Relationships can be a gigantic nuisance. Just ask anyone who has ever been in one — especially an individual that has just been dumped. Why, I’ve been left holding the bag many times, and have discarded my time with another human being on several occasions myself. For poor Lola (Greta Gerwig), however, her dreams of being a beautiful June bride have become a waking nightmare of loneliness and confusion — as her former fiancée (Joel Kinnaman) has just left her hanging in that precarious limbo of uncertainty for no apparent reason. Worse still, her horoscope predicted this whole sordid thing was going to happen. Damn mass-publication hippie astrologers!
Lola, on the other hand, feels about as lost and dejected as one of John McCain’s major campaign supporters did on the evening of the 2008 Presidential Election. In fact, she may feel even worse than that. Sadly, we’re not entirely sure — as the filmmakers behind Lola Versus really didn’t seem to be too terribly interested in keeping the attention of their viewers transfixed to the screen for any sort of semi-lengthy duration. In fact, you’ll probably want to tune out before the story even starts, as the film begins with a (what seemed) lengthy dream sequence — one that ultimately attempts to push you away once it mentions something about discarded vibrators.
I mean, I realize that that might appeal to some of you, naturally. It’s rather silly nonetheless. But for Lola, however, it appears to be an omen of sorts; a premonition of loneliness that is headed her way like a bat out of Hell. And the timing of this impending disaster couldn’t be any worse: she’s about to turn the big 3-0, working on getting her PhD in 19th century French literature, and all of her friends are — as you might expect — extremely weird and about as reliable as a mechanic’s estimate. So, she begins to sulk about a bit. A lot, actually. She also tries to find her place in life as she simultaneously attempts to rebel against the world.
Well, that’s what the title suggests. Really, she just whines a lot and sleeps with a bunch of losers. The only true insurgence here is the one that takes place against the audience at the behest of the filmmakers.

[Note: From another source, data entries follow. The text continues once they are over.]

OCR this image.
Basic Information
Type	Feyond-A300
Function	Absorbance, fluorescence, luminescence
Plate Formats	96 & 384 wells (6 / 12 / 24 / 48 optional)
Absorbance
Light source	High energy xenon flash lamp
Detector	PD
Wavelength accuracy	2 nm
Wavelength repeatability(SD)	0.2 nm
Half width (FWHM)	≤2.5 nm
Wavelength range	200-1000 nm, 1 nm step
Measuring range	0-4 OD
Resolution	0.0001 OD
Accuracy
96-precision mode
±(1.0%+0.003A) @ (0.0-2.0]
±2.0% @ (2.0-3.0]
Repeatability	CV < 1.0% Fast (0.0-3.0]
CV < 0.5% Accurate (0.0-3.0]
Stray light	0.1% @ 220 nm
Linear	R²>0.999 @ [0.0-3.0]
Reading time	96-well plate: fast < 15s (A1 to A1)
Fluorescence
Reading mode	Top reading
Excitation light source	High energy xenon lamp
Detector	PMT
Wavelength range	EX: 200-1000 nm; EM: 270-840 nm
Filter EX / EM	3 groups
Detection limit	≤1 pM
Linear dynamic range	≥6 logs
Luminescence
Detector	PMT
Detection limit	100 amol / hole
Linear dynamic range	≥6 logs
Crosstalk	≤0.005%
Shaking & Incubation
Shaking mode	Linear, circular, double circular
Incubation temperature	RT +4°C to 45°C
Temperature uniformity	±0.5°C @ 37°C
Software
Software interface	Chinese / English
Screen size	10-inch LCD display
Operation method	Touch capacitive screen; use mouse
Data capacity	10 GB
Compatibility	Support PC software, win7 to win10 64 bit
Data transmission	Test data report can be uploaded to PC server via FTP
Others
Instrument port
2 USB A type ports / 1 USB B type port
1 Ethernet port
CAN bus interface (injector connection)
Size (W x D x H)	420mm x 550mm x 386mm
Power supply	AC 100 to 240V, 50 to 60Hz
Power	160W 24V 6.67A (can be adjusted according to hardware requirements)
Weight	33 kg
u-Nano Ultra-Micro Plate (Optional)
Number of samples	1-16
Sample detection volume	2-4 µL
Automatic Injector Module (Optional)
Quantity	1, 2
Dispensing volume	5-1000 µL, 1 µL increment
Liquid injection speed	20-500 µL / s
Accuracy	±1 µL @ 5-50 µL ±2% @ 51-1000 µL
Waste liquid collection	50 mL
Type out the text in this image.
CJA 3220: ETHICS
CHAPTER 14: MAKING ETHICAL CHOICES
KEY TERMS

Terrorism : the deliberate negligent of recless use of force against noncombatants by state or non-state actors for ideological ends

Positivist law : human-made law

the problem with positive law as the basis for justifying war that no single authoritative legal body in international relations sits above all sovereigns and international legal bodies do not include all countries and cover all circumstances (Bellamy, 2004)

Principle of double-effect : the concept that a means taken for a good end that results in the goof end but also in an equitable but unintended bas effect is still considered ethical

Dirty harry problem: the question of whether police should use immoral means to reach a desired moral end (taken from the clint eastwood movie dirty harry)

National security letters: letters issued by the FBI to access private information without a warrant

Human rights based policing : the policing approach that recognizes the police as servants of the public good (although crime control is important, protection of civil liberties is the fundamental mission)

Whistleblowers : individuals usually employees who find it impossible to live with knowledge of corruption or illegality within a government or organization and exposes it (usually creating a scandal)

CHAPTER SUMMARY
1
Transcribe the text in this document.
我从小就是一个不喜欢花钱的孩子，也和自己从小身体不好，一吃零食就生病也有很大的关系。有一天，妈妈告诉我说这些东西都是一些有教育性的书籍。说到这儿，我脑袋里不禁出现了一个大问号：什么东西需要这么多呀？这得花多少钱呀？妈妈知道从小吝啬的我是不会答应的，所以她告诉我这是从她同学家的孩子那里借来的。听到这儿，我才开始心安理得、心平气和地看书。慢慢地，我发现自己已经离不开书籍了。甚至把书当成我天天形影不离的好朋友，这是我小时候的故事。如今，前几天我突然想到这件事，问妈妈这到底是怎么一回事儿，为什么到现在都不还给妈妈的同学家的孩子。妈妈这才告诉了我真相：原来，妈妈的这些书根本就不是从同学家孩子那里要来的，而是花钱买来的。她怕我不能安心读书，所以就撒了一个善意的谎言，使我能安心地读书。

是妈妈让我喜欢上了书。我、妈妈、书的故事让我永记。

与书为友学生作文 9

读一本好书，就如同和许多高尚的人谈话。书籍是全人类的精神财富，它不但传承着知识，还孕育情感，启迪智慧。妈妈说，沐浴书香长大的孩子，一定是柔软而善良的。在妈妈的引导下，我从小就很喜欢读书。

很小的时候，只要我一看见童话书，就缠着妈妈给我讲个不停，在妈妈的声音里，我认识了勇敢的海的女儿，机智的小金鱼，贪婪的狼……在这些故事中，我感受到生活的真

Fox Home Entertainment releases Lola Versus to Blu-ray in a High-Def presentation that shows off the best the shot-on-Super-35 flick has to offer. There is nothing too terribly negative to report as far as evils or annoyances go (translated: no signs of debris, DNR, etc.), and the overall picture quality is pretty sharp and colorful for a modern-day film of this caliber. Accompanying the movie is a DTS-HD MA 5.1 lossless mix that brings out the abundance of noise a movie set in NYC is expected to have, while the infernal “quick-witted” dialogue and music are presented quite clearly.
Special features for Lola Versus include an audio commentary from writers Daryl Wein (who also directed) and Zoe Lister-Jones (who didn’t), a batch of deleted scenes, several gag reels (none of which are very amusing), a couple of behind-the-scenes/making-of featurettes, some footage from the movie’s premiere (which are in SD, for some reason), and a trailer.
In the end, Lola Versus is just another forgettable dramedy about breaking up. Granted, I will give the writers credit for the very last few seconds of the film, wherein they finally managed to make me crack a smile and say “Yup.” It’s a real darn shame they couldn’t have put as much effort into the rest of their feature.